Low doses are common
Typically, everybody is exposed to two milliseiverts (mSv) per year throughout our lives from natural background radiation. We might receive a dose of up 10-20mSv from diagnostic radiology – say 10mSv for a CT chest scan. The firefighters and plant workers at the Chernobyl accident received doses of several Gy and these doses led to deaths from acute radiation sickness within about 60 days. Typically 4-5Gy received over a short period of hours will be lethal, but can be tolerated if delivered over a much longer period.
Recommendations from the International Committee on Radiological Protection limit radiation workers to 20mSv per year or in exceptional cases higher annual doses, limited by 100mSv over five years. Doses to members of the public from discharges from nuclear power plants and laboratories or leakage from, for example, medical radiation sources at hospitals should be limited to 1mSv per year.
Extreme radiation events
Clearly, in the case of accidents such as at Chernobyl and Fukushima the situation is much less well controlled. Doses of around 30mSv were received by the 115,000 people living in settlements close to Chernobyl before the 30km-radius exclusion zone was evacuated days later. In the case of Fukushima evacuation up to 20km from the power plants was much faster. Much higher doses (up to 250mSv) were received by some clean-up workers after Chernobyl, and little is known yet about doses to clean-up workers at Fukushima. If recent reports of doses up to 2.2 Sv/hour from leaking tanks on the site are true and if this dose is from gamma rays, then it may soon become too dangerous to work on the site.
To cause death within hours of exposure to radiation, the dose needs to be very high, 10Gy or higher, while 4-5Gy will kill within 60 days, and less than 1.5-2Gy will not be lethal in the short term. However all doses, no matter how small, carry a finite risk of cancer and other diseases.
A very approximate rule of thumb is that 1Sv carries a risk of a 10% increase in lifetime risk of cancer.
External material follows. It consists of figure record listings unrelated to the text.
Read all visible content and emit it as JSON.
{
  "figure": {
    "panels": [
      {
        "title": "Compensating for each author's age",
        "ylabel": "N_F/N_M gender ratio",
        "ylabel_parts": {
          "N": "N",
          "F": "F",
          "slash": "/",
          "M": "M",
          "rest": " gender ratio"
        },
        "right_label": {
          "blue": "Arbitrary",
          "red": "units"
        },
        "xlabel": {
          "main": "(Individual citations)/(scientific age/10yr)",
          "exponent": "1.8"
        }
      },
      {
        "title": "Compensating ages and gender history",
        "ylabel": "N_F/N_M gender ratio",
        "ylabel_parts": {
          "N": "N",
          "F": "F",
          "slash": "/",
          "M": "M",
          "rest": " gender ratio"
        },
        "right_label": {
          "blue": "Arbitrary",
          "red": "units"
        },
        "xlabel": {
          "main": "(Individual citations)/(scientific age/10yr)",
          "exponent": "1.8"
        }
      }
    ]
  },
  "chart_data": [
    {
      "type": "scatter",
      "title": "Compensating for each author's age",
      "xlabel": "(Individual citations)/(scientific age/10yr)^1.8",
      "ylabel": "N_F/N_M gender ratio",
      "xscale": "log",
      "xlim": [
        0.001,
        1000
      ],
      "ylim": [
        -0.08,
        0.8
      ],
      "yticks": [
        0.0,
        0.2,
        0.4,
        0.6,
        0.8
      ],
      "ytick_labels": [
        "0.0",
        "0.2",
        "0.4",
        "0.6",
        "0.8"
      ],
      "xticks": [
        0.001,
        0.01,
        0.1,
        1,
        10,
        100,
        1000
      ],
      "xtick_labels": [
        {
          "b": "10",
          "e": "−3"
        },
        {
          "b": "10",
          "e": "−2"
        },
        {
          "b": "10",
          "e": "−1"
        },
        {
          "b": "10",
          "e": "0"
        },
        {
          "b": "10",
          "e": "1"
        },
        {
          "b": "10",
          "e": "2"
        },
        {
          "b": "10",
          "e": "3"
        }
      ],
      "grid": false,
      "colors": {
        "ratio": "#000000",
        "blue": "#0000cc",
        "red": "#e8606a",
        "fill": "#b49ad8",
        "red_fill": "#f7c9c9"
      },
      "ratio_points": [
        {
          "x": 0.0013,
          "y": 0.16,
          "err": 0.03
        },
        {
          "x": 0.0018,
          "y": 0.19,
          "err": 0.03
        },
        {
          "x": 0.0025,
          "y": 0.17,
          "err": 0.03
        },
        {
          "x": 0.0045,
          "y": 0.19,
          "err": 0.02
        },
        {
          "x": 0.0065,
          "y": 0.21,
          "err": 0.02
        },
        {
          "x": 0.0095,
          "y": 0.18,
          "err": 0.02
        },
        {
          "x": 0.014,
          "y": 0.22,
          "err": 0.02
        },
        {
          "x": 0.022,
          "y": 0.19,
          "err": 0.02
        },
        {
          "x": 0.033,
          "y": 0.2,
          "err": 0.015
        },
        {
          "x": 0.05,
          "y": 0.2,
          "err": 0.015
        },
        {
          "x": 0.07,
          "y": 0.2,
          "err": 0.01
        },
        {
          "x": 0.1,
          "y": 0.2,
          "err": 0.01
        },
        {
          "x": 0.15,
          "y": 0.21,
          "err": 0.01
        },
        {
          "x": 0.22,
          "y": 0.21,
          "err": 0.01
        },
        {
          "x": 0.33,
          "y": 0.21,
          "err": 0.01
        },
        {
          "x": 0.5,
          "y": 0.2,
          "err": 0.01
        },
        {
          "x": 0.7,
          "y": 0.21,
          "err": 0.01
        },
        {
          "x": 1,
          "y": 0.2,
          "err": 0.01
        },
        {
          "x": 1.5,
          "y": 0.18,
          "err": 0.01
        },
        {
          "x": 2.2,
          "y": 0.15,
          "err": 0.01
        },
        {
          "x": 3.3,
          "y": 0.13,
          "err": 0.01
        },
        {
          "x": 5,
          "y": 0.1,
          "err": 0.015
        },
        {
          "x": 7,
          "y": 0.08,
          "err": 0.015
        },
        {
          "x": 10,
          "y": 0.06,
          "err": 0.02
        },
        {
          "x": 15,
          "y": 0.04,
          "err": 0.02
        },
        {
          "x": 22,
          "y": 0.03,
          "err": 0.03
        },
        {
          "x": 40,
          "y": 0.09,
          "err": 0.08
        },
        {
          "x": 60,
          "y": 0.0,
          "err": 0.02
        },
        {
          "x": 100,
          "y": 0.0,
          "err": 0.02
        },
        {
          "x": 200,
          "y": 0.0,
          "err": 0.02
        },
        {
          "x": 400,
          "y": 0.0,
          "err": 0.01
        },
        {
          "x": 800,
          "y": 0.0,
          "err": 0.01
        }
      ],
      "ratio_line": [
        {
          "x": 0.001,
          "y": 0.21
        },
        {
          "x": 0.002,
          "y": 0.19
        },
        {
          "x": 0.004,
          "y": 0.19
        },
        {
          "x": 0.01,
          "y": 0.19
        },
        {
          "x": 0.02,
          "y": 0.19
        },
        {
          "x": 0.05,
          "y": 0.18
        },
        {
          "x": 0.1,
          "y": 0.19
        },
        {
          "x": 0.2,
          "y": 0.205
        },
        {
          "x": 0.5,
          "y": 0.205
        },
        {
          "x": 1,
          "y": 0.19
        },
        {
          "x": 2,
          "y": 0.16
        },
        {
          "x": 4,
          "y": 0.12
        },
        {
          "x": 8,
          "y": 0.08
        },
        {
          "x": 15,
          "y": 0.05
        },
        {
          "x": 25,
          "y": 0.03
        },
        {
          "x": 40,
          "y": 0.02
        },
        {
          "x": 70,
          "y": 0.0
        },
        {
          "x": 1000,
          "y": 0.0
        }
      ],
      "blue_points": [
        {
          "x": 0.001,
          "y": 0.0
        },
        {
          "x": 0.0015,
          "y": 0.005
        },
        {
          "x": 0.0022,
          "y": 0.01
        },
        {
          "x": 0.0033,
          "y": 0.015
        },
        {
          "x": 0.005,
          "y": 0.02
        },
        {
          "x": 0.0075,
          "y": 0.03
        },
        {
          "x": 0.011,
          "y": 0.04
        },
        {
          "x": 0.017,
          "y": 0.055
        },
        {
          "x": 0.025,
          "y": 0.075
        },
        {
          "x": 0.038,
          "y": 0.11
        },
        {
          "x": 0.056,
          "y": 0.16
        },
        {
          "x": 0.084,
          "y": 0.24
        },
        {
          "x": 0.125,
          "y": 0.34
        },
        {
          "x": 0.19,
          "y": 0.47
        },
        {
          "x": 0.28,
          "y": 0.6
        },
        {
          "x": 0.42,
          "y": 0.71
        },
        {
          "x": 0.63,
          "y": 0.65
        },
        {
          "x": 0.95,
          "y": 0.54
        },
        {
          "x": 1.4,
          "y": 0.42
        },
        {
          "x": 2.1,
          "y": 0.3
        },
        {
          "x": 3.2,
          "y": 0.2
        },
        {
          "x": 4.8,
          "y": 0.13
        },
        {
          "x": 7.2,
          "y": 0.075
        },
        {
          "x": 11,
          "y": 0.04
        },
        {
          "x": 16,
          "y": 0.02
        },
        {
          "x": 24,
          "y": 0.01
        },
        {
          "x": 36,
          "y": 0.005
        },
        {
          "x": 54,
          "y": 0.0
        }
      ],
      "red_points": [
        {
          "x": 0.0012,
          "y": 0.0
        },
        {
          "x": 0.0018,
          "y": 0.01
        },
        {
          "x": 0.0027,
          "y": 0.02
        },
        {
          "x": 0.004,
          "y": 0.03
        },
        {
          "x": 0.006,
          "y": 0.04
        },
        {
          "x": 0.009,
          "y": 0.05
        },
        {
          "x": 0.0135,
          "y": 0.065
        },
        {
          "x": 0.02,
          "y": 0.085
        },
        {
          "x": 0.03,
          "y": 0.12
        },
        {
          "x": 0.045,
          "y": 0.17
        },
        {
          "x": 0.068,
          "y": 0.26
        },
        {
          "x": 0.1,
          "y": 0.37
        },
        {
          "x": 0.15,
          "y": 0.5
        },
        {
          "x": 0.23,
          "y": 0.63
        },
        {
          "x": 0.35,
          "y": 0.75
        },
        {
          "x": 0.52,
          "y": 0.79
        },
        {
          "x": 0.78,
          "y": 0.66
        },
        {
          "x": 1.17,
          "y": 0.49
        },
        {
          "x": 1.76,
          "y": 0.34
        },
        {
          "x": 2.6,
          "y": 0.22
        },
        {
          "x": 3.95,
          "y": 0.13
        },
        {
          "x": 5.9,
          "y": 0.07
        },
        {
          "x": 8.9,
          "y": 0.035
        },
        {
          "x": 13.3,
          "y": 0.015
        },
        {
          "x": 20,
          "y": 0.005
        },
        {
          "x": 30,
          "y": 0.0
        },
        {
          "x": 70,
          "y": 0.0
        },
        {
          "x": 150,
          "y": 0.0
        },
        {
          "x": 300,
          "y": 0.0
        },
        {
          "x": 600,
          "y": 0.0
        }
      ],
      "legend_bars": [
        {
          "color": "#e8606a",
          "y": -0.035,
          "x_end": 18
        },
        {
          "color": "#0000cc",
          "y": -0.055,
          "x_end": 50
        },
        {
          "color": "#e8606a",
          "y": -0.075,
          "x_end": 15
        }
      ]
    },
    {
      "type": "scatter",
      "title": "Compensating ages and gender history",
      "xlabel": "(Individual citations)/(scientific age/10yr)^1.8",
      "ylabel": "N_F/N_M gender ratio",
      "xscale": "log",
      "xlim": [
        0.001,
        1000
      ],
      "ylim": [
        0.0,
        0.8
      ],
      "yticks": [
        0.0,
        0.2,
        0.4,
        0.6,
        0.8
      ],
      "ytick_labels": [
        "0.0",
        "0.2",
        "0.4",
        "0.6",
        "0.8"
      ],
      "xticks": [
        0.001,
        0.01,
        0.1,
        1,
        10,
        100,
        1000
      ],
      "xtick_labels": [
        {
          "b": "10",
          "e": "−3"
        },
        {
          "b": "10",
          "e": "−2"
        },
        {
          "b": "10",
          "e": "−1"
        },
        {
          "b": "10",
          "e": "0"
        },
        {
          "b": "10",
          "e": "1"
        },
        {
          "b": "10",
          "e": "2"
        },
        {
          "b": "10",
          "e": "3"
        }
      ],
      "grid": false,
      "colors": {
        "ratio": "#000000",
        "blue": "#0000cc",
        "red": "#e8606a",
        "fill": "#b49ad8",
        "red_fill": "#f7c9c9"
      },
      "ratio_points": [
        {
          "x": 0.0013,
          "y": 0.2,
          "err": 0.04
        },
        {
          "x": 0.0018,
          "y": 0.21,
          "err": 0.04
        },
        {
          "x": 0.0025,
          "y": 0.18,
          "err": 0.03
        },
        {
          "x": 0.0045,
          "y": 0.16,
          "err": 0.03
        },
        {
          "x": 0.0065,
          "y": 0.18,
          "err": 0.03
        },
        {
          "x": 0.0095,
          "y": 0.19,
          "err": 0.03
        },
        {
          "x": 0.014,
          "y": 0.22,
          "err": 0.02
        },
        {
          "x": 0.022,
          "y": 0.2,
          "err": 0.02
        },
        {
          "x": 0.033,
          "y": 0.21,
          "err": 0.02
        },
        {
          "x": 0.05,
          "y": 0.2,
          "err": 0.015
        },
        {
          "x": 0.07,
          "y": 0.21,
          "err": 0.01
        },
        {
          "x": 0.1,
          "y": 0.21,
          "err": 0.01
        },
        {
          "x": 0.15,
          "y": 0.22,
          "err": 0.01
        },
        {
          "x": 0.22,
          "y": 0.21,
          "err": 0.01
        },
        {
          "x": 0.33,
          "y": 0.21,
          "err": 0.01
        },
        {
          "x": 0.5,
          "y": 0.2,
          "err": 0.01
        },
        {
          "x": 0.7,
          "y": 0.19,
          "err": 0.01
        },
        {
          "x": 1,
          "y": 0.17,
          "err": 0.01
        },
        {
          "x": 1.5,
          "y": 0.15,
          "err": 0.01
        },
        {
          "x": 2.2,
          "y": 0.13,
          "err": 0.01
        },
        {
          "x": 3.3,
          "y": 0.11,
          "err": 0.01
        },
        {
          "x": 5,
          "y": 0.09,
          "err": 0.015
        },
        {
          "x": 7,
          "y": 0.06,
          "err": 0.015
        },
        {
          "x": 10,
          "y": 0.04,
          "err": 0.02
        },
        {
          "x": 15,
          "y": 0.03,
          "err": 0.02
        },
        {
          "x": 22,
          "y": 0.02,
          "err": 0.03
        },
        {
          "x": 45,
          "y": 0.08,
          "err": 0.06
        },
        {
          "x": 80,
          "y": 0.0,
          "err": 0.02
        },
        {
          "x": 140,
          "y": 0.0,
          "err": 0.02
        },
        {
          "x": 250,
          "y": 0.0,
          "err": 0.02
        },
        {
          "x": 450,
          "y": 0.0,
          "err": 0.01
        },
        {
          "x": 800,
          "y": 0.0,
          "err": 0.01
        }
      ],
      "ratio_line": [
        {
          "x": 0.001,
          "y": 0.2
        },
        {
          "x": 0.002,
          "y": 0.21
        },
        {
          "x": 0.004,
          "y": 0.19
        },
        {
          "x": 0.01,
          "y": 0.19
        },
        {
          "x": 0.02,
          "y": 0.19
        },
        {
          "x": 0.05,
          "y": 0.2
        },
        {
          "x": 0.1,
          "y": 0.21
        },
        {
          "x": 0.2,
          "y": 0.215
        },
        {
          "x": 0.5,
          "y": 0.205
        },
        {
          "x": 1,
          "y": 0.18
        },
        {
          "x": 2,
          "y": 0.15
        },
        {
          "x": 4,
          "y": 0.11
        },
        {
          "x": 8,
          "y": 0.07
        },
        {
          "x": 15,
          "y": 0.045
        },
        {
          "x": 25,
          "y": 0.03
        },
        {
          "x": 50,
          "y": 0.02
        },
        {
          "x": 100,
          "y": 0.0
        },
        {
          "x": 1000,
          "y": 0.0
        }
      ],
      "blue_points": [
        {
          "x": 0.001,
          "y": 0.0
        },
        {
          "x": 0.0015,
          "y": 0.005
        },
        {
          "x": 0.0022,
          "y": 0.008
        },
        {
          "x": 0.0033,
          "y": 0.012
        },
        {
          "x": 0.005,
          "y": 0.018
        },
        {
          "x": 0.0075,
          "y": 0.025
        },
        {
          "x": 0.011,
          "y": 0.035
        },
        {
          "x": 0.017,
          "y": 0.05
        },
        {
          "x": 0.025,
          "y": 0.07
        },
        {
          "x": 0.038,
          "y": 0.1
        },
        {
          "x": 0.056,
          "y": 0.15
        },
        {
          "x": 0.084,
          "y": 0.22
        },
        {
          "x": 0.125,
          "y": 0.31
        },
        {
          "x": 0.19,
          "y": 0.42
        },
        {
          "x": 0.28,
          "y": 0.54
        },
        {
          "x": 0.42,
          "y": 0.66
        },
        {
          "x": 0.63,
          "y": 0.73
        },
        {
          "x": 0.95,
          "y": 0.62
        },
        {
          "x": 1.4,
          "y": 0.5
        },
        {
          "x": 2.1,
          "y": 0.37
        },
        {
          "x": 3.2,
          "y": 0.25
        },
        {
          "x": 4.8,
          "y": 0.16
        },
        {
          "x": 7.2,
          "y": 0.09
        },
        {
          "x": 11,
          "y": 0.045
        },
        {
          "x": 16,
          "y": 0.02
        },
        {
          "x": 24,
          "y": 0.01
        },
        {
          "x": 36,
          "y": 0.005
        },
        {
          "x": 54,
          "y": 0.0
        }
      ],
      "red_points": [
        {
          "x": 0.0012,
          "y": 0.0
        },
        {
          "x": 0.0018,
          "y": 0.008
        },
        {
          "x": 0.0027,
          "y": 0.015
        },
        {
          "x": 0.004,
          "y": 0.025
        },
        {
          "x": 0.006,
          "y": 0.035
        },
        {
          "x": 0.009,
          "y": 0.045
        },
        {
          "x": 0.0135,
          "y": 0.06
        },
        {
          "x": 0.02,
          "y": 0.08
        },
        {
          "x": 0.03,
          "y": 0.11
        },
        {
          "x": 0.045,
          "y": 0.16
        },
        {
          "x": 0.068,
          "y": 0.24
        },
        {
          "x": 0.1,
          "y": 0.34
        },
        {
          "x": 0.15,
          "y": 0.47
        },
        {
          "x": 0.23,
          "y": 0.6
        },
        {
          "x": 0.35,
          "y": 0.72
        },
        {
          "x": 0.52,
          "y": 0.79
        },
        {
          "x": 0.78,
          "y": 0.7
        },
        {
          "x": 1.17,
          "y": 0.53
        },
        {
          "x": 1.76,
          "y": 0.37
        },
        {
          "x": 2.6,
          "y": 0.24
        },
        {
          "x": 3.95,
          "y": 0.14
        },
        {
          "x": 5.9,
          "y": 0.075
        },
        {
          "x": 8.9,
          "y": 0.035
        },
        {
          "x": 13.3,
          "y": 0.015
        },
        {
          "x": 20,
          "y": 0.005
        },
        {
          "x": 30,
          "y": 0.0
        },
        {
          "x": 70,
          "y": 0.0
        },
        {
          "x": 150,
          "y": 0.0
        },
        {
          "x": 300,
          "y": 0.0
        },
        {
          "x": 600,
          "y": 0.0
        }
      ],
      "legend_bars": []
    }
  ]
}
This cancer risk may persist for the remainder of life but is unlikely to appear before at least 10-20 years after exposure. So, exposure from accumulated natural background radiation up to the age of 50 years (=100mSv) increases the ~30 percent lifetime risk of cancer to ~31 percent and mortality from ~25 percent to ~26 percent. On this basis some 30,000 to 60,000 cancer deaths worldwide, but mainly in Europe, will have been caused by the Chernobyl accident, and many still remain to occur.
Much discussion is made of the so-called low dose problem. Effects from doses of less than 50mSv are difficult to assess directly due to the high background of spontaneous (naturally occurring) cancer, so it has been necessary to extrapolate down from measurements of effects at higher doses. The question is whether there is a dose threshold below which there is no effect. From what we know that threshold must be below 10mSv and by the age of ten everybody has received at least 10mSv natural background radiation from natural background sources, so there is no argument for a threshold – all doses of radiation, no matter how small, entail a finite risk.